The comfort of your own bed.  Your favorite pillow and sheets.  A cool room cloaked in darkness.  But why do you still have difficulty sleeping?  You aren’t alone.  According to the National Sleep Foundation and the U.S. Center for Disease Control and Prevention, adults need a minimum of 7 hours of sleep a night.  Yet, one in three Americans get less than 7 hours of sleep a night.

Sleep is a critical component of your overall health because your body has the ability to relax, regenerate and repair itself.  Sleep boosts your immune system, aids in concentration and alertness, improves mood and how your body systems work.    A lack a sleep or sleep quality can cause hormone imbalances, increase inflammatory responses, negatively impact metabolism and your overall mental and physical health.

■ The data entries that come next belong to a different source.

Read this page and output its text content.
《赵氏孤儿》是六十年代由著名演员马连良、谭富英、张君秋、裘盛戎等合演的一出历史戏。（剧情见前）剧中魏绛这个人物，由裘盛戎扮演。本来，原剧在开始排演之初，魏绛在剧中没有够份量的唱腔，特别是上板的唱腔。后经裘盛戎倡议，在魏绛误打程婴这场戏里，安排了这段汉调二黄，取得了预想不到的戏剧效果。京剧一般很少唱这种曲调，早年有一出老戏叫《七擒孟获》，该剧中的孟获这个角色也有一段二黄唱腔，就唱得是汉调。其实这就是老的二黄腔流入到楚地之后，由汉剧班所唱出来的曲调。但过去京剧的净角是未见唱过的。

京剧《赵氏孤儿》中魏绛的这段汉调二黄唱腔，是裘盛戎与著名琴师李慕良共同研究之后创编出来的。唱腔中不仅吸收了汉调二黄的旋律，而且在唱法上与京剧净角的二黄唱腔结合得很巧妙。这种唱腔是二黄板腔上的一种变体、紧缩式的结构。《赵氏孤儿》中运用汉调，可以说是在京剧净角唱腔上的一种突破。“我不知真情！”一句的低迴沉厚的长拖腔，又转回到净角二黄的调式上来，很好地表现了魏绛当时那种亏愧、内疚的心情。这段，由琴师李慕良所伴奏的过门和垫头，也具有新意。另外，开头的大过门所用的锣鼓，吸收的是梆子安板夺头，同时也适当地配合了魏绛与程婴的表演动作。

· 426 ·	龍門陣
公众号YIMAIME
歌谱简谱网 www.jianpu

Below are 5 tips to get the sweet sleep you need:

1. Limit electronic use after 8pm

From a physiological perspective, the artificial blue light and wavelengths emitted from electronic devices suppress melatonin which is the sleep-inducing hormone.  Psychologically, by continuously reviewing social media your mind is not allowed to rest.  Instead, try reading a book (yes, the printed kind) or journaling to get your racing thoughts on paper.

2. Use essential oils

I love essential oils!  I’ve used them for 5 years now and two of my favorites are lavender and doTERRA’s Serenity blend.  Lavender has calming and soothing properties that promote relaxation and sweet sleep.  Serenity is my all-time favorite containing lavender, cedarwood, roman chamomile with a hint of vanilla that smells divine.  You can apply these oils topically or diffuse to create a calming, sleep haven.  If you want to know more about doTERRA oils, I’d love to answer them for you.

 

3.  Quit caffeine by noon

Caffeine stays in the body 8-14 hours after consuming it.  While everyone associates coffee with caffeine, you can also find it in sodas, tea, chocolate (candy, hot chocolate, ice cream, pudding) and medications (e.g., Excedrin, Goody’s headache powders and some prescription drugs).

4. Exercise

Regular exercise helps you sleep better.   However, don’t get it too close to bedtime.  A post-workout burst of energy can keep you awake so aim to finish your vigorous exercise 3-4 hours before you go to bed.  Also, gentle mind-body exercise, such as yoga or tai chi, are great exercises to create relaxation just before bed.

5. Eat right at night

Avoid heavy foods and big meals too late as it overloads your digestive system which affects how well you sleep.  A handful of almonds or walnuts for a light evening snack is a great option because contain healthy fats and melatonin.  A cup of cottage cheese with raspberries provides protein, tryptophan and melatonin that will aid in restful sleep.

Sleep can be one of the best things you do for yourself and your whole health.   Wishing you sweet dreams!